Story by Supriya Venigalla
Dr. John L. Magnani and his team at GlycoMimetics, Inc., in Gaithersburg, Maryland, have harnessed the power of glycomimetics to design new treatments for certain cancers and sickle cell disease.
“Glycomimetics are molecules similar in structure to carbohydrates. They fit very precisely in the binding site of a protein,” said Dr. Michael Pierce, director of the UGA Cancer Center. “John’s been going after the binding proteins called selectins.”
Selectins are versatile players involved with inflammation, the regulation of defensive lymphocytes, and the binding of malignant cells in the bone marrow.
Magnani’s team exploits this to maximize the proportion of cancer cells that chemotherapy can eradicate. “The cells lodged in the bone marrow cannot be treated, so they need to be flushed out. And that’s what glycomimetics do – inhibit their binding and coax them to come out into the circulation,” said Magnani.
Magnani knows his target well, as he was the discoverer of Sialyl-Lewisa, a tumor marker for colon cancer (CA19-9) and a binding ligand for E-selectin. He and his colleagues used this information to develop potent selectin inhibitors and start a biotech company.
In May 2015, GlycoMimetics, Inc., began a phase 1/2 clinical trial of an E-selectin antagonist, GMI-1271, as a potential treatment for acute myeloid leukemia (AML) in combination with chemotherapy. The team found that this new glycomimetic enhances the efficacy of AML killing by chemotherapy, disrupts adhesion involved in cell adhesion-mediated drug resistance (CAMDR), and protects hematopoietic stem cells (HSCs) in a quiescent niche.
It was not easy to get to this point: the very first attempts to turn carbohydrates into clinically useful drugs were unsuccessful. Carbohydrates are not drug-like molecules, and they degrade quickly.
Instead of trying to work with whole molecules, Magnani took a different path.
“What we do is take that property of a carbohydrate that gives it specific recognition for its receptor, and we mimic that with traditional small molecule drugs that have the right pharmacokinetics,” said Magnani. “We then improve the binding affinity by using the laws of thermodynamics and stabilize the core structure.”
This innovative approach led not only to GMI-1271, now being tested in AML patients, but also to a second drug with an entirely different indication.
Rivipansel, originally dubbed GMI-1070, is now an FDA-approved treatment for vaso-occlusive crisis in patients with sickle cell disease. These excruciatingly painful episodes were previously treated only with supportive therapy--hydration, pain control, and hospitalization.
But in a three-year, phase 2 clinical trial, Rivipansel treatment reduced the duration of vaso-occlusive crisis, shortened hospital stays, and cut the need for narcotic pain relief.
The FDA gave it a fast-track approval, and in 2011 Pfizer licensed the drug in a $340 million agreement with GlycoMimetics. The giant pharmaceutical corporation is now responsible for further clinical development of Rivipansel.

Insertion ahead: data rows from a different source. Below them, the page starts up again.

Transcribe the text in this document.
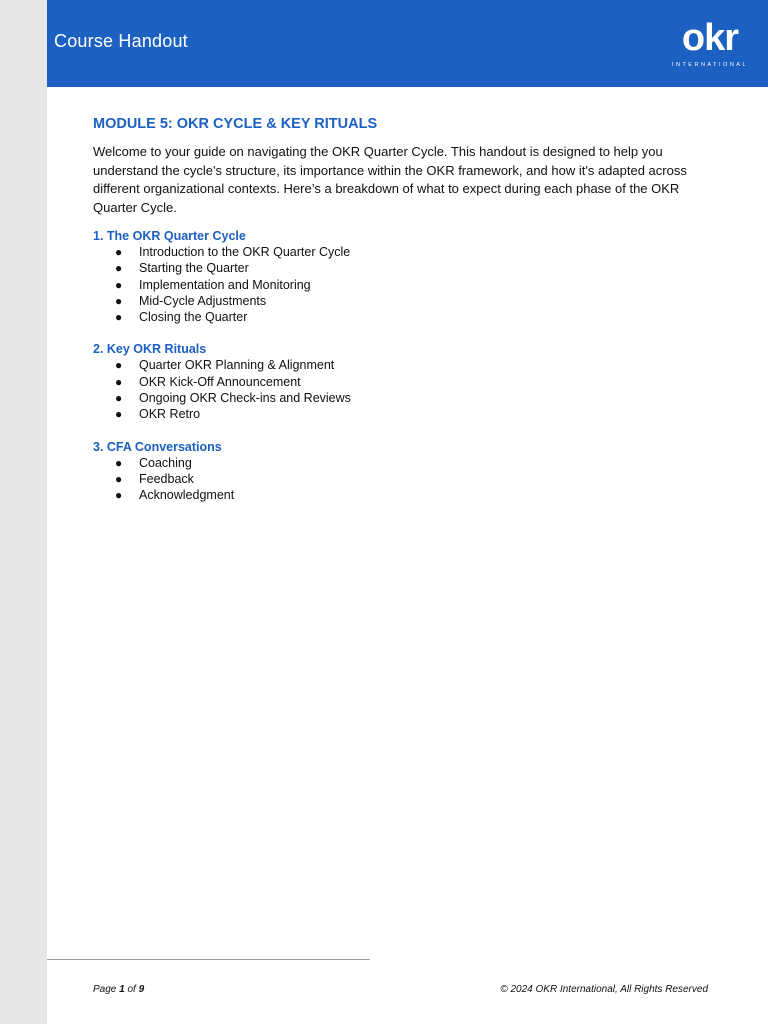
Course Handout	okr
INTERNATIONAL
MODULE 5: OKR CYCLE & KEY RITUALS

Welcome to your guide on navigating the OKR Quarter Cycle. This handout is designed to help you understand the cycle's structure, its importance within the OKR framework, and how it's adapted across different organizational contexts. Here’s a breakdown of what to expect during each phase of the OKR Quarter Cycle.

1. The OKR Quarter Cycle
● Introduction to the OKR Quarter Cycle
● Starting the Quarter
● Implementation and Monitoring
● Mid-Cycle Adjustments
● Closing the Quarter
2. Key OKR Rituals
● Quarter OKR Planning & Alignment
● OKR Kick-Off Announcement
● Ongoing OKR Check-ins and Reviews
● OKR Retro
3. CFA Conversations
● Coaching
● Feedback
● Acknowledgment
Page 1 of 9	© 2024 OKR International, All Rights Reserved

“This is pioneering work. The exciting thing for glycobiology is that this is proof of concept, that glycomimetics can work as drugs,” said Pierce. “It’s just the beginning of recognition by the pharmaceutical companies that glycomimetics can be used as drugs and can be successful.”
Magnani sees glycomimetics as the future of cancer immunotherapy.
“Right now we see glycomimetics as an adjuvant to chemotherapy. But we’re looking ways of getting our T-cell responses much better with a glycomimetic,” said Magnani.
Magnani reviewed his team’s progress during the 2015 UGA Conference on Drug Discovery.
Supriya Venigalla, MD, is a second-year M.P.H. student at UGA’s College of Public Health and a reporter for Graduate Newsroom.